ランチを出している、ある六十代の飲食店主の話。「平日の昼の売上げは一万二千円から一万五千円。お客の五割から六割が市の関係の人だ。うちは役所からちょっと離れているから、常連の市職員は『四十五分になったら来れなくなると思う』と言う。特に雪がある冬場は、壊滅的だろう。上川支庁が永山に移転した時にもお客が随分減って、ぎりぎりでなんとか店をやっているけど、ランチタイムの市役所の常連客の売り上げがなくなれば、店を畳むことも考えなければ」。
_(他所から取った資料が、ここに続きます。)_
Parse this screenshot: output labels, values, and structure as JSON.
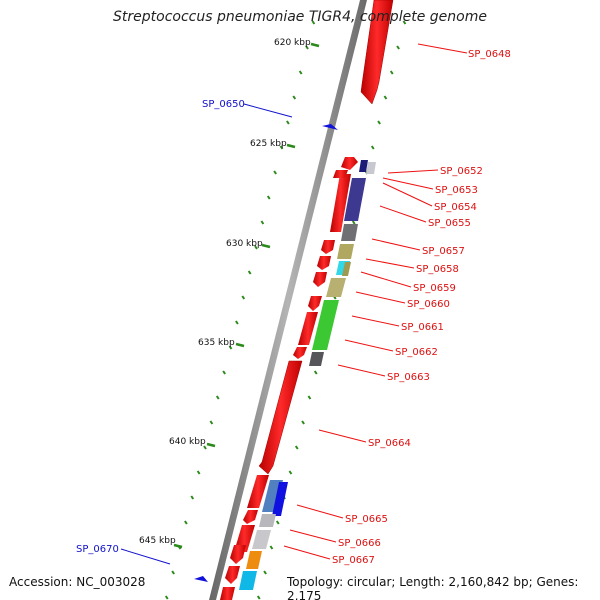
{
  "header": {
    "title": "Streptococcus pneumoniae TIGR4, complete genome",
    "accession": "Accession: NC_003028",
    "summary": "Topology: circular; Length: 2,160,842 bp; Genes: 2,175"
  },
  "colors": {
    "backbone": "#8a8a8a",
    "cds": "#ee1111",
    "gc_tick": "#2a8a1a",
    "label_red": "#dd1111",
    "label_blue": "#1111cc"
  },
  "ticks": [
    {
      "label": "620 kbp"
    },
    {
      "label": "625 kbp"
    },
    {
      "label": "630 kbp"
    },
    {
      "label": "635 kbp"
    },
    {
      "label": "640 kbp"
    },
    {
      "label": "645 kbp"
    }
  ],
  "genes": [
    {
      "label": "SP_0648"
    },
    {
      "label": "SP_0650"
    },
    {
      "label": "SP_0652"
    },
    {
      "label": "SP_0653"
    },
    {
      "label": "SP_0654"
    },
    {
      "label": "SP_0655"
    },
    {
      "label": "SP_0657"
    },
    {
      "label": "SP_0658"
    },
    {
      "label": "SP_0659"
    },
    {
      "label": "SP_0660"
    },
    {
      "label": "SP_0661"
    },
    {
      "label": "SP_0662"
    },
    {
      "label": "SP_0663"
    },
    {
      "label": "SP_0664"
    },
    {
      "label": "SP_0665"
    },
    {
      "label": "SP_0666"
    },
    {
      "label": "SP_0667"
    },
    {
      "label": "SP_0670"
    }
  ],
  "features": [
    {
      "name": "SP_0648 cds",
      "strand": "forward",
      "color": "#ee1111"
    },
    {
      "name": "SP_0650 cds",
      "strand": "reverse",
      "color": "#1111dd"
    }
  ]
}
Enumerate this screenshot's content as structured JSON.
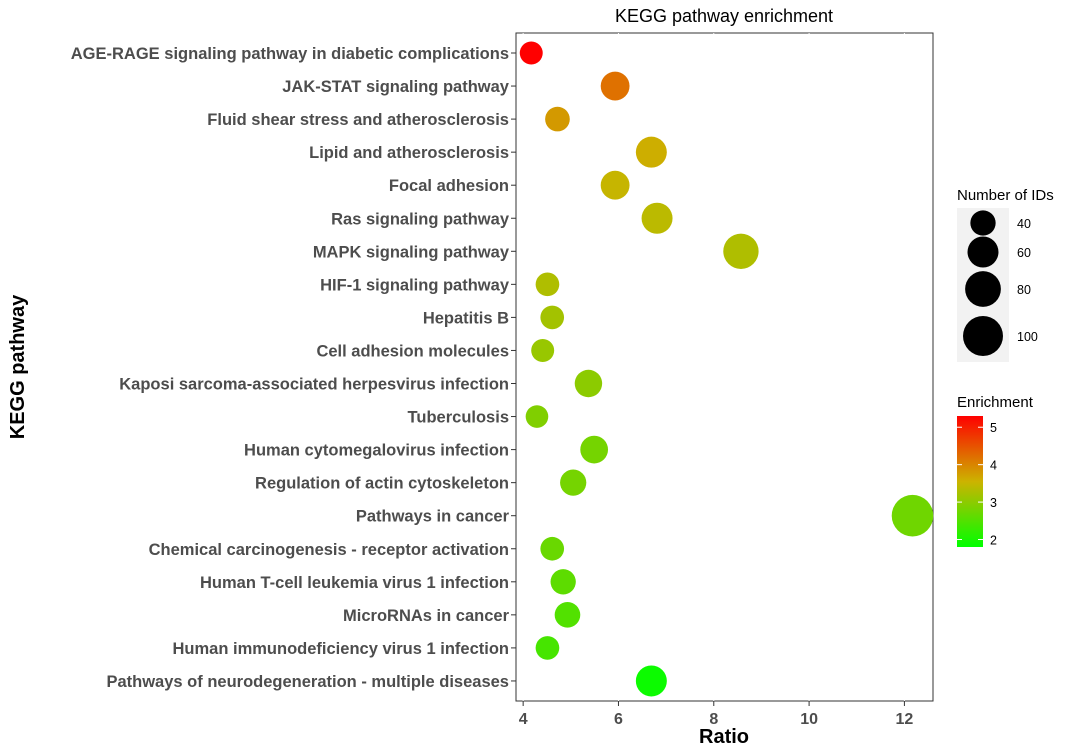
{
  "chart_data": {
    "type": "scatter",
    "title": "KEGG pathway enrichment",
    "xlabel": "Ratio",
    "ylabel": "KEGG pathway",
    "xlim": [
      3.85,
      12.6
    ],
    "xticks": [
      4,
      6,
      8,
      10,
      12
    ],
    "grid": true,
    "points": [
      {
        "pathway": "AGE-RAGE signaling pathway in diabetic complications",
        "ratio": 4.17,
        "count": 33,
        "enrichment": 5.3
      },
      {
        "pathway": "JAK-STAT signaling pathway",
        "ratio": 5.93,
        "count": 52,
        "enrichment": 4.2
      },
      {
        "pathway": "Fluid shear stress and atherosclerosis",
        "ratio": 4.72,
        "count": 38,
        "enrichment": 3.8
      },
      {
        "pathway": "Lipid and atherosclerosis",
        "ratio": 6.69,
        "count": 60,
        "enrichment": 3.6
      },
      {
        "pathway": "Focal adhesion",
        "ratio": 5.93,
        "count": 52,
        "enrichment": 3.5
      },
      {
        "pathway": "Ras signaling pathway",
        "ratio": 6.81,
        "count": 60,
        "enrichment": 3.4
      },
      {
        "pathway": "MAPK signaling pathway",
        "ratio": 8.57,
        "count": 78,
        "enrichment": 3.3
      },
      {
        "pathway": "HIF-1 signaling pathway",
        "ratio": 4.51,
        "count": 35,
        "enrichment": 3.3
      },
      {
        "pathway": "Hepatitis B",
        "ratio": 4.61,
        "count": 35,
        "enrichment": 3.2
      },
      {
        "pathway": "Cell adhesion molecules",
        "ratio": 4.41,
        "count": 33,
        "enrichment": 3.1
      },
      {
        "pathway": "Kaposi sarcoma-associated herpesvirus infection",
        "ratio": 5.37,
        "count": 47,
        "enrichment": 3.0
      },
      {
        "pathway": "Tuberculosis",
        "ratio": 4.29,
        "count": 32,
        "enrichment": 2.9
      },
      {
        "pathway": "Human cytomegalovirus infection",
        "ratio": 5.49,
        "count": 48,
        "enrichment": 2.8
      },
      {
        "pathway": "Regulation of actin cytoskeleton",
        "ratio": 5.05,
        "count": 43,
        "enrichment": 2.8
      },
      {
        "pathway": "Pathways in cancer",
        "ratio": 12.17,
        "count": 108,
        "enrichment": 2.75
      },
      {
        "pathway": "Chemical carcinogenesis - receptor activation",
        "ratio": 4.61,
        "count": 35,
        "enrichment": 2.7
      },
      {
        "pathway": "Human T-cell leukemia virus 1 infection",
        "ratio": 4.84,
        "count": 40,
        "enrichment": 2.6
      },
      {
        "pathway": "MicroRNAs in cancer",
        "ratio": 4.93,
        "count": 41,
        "enrichment": 2.5
      },
      {
        "pathway": "Human immunodeficiency virus 1 infection",
        "ratio": 4.51,
        "count": 35,
        "enrichment": 2.4
      },
      {
        "pathway": "Pathways of neurodegeneration - multiple diseases",
        "ratio": 6.69,
        "count": 60,
        "enrichment": 1.9
      }
    ],
    "size_legend": {
      "title": "Number of IDs",
      "breaks": [
        40,
        60,
        80,
        100
      ],
      "labels": [
        "40",
        "60",
        "80",
        "100"
      ]
    },
    "color_legend": {
      "title": "Enrichment",
      "min": 1.8,
      "max": 5.3,
      "breaks": [
        2,
        3,
        4,
        5
      ],
      "labels": [
        "2",
        "3",
        "4",
        "5"
      ],
      "colors": {
        "low": "#00ff00",
        "mid": "#ccb300",
        "high": "#ff0000"
      }
    }
  }
}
現行の一時間の昼休みを確保するには、始業時間か終業時間のどちらかを十五分早めるか、遅くするか、だ。市が職員を対象に行ったアンケートでは、約六割の職員が昼休みは「四十五分」で良いと答えている。その理由の一つは、「保育所に迎えに行く時間を変えなければならない」「早朝延長保育で負担が増える」など、子育て世代の職員の声。一方で、「一時間の昼休みを」と答えた職員の中には、「四十五分では、外に食べに行けなくなる。周辺の飲食店への影響はないのか」といった声も少なからずあったという。

インターネットを覗くと、全国の自治体で同じような「昼休み時間短縮」による商店街への打撃に関する話が載っている。盛岡市、秋田市、青森市、新潟市…、いずれも冬の間、雪が積もる地域の商店街。当然、自転車など使えない。雪道を歩いてお昼ご飯を食べに行くには、四十五分では足りないということだろう。むべなるかな、である。
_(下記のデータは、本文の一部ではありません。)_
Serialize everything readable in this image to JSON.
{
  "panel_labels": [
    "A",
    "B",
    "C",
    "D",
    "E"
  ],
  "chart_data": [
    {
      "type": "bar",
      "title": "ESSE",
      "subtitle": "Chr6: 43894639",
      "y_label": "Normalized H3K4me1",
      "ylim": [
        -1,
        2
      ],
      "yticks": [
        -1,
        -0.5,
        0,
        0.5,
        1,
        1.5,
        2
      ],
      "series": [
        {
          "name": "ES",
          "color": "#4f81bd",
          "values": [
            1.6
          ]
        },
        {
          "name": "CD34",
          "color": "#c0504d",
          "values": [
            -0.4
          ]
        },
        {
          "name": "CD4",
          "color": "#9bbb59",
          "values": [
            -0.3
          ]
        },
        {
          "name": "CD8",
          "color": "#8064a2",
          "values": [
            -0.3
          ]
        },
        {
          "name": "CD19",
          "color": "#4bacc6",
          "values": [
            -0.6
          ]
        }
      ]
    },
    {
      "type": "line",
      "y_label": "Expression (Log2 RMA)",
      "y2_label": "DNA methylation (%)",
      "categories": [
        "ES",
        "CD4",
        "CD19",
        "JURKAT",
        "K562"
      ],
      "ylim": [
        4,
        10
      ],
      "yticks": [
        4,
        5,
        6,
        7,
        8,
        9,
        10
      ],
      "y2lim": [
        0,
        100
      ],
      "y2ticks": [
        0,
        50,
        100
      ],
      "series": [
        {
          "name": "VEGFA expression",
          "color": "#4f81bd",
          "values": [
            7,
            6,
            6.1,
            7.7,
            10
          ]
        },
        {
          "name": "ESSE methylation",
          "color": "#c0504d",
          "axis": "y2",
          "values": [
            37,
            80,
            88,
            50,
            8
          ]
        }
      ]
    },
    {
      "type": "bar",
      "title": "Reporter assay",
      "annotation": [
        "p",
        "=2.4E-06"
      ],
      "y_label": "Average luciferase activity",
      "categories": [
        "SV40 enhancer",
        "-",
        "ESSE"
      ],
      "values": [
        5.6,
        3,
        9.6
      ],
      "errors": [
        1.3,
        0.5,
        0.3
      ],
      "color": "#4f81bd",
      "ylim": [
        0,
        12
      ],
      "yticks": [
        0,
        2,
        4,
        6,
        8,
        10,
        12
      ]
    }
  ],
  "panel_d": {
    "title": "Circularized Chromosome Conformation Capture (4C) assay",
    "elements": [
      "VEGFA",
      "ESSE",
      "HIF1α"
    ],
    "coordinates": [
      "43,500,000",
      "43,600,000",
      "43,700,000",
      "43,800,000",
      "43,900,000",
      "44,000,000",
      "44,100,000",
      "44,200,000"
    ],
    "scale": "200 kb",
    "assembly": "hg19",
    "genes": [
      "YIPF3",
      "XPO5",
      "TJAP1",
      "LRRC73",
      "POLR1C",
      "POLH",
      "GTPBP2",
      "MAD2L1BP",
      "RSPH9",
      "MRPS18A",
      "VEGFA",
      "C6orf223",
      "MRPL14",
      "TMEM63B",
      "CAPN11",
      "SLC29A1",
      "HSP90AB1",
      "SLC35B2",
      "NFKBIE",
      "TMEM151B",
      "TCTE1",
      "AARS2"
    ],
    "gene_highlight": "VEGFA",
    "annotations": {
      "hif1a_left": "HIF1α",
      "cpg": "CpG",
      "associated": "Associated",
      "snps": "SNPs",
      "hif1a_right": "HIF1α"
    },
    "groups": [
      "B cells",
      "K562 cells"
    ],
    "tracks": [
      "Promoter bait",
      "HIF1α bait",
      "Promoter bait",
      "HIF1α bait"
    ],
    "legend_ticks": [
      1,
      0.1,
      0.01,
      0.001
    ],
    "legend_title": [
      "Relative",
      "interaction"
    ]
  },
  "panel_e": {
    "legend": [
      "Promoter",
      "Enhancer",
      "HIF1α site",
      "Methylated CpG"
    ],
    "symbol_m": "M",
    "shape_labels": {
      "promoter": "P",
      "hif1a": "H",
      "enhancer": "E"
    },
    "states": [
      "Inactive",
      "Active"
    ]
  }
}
西川市長は、今議会の冒頭、市政方針演説の中で「中心市街地の賑わいと活気は、まちの元気の源であります」と述べられている。また、同じ演説の中で「誰もが安心して子育てができる環境の整備を進める」とも表明しているのだから、子育て世代の職員には、朝にしろ夕方にしろ、十五分の就業時間を免除する特例措置を講じるという手もあるだろう。そうした子育て支援の姿勢は、民間企業に対するモデルとなり得る。「公務員優遇」の批判とは全く次元の違う話だ。

市の幹部職員の中には「一度、四十五分にしてみて、影響が大きければ見直せばいい」と呑気なことを言う方もいる。が、五千円か八千円か、その日の売上げの多寡が、そのまま経営に直結する極零細商店にとって、一カ月間は我慢できても、二カ月はもたない、という現実があるのだ。居眠りしていたって給料が支給される立場の方たちには、とても想像ができないかも知れないけれど、市長に当選するまで長く辛い浪人生活を経験されている西川市長には、その切実さがご理解いただけると思う。

若き市長が、内輪の職員の意向を気づかうのか、それとも街で商う人たちの生業に目を向けるのか。英断を期待する。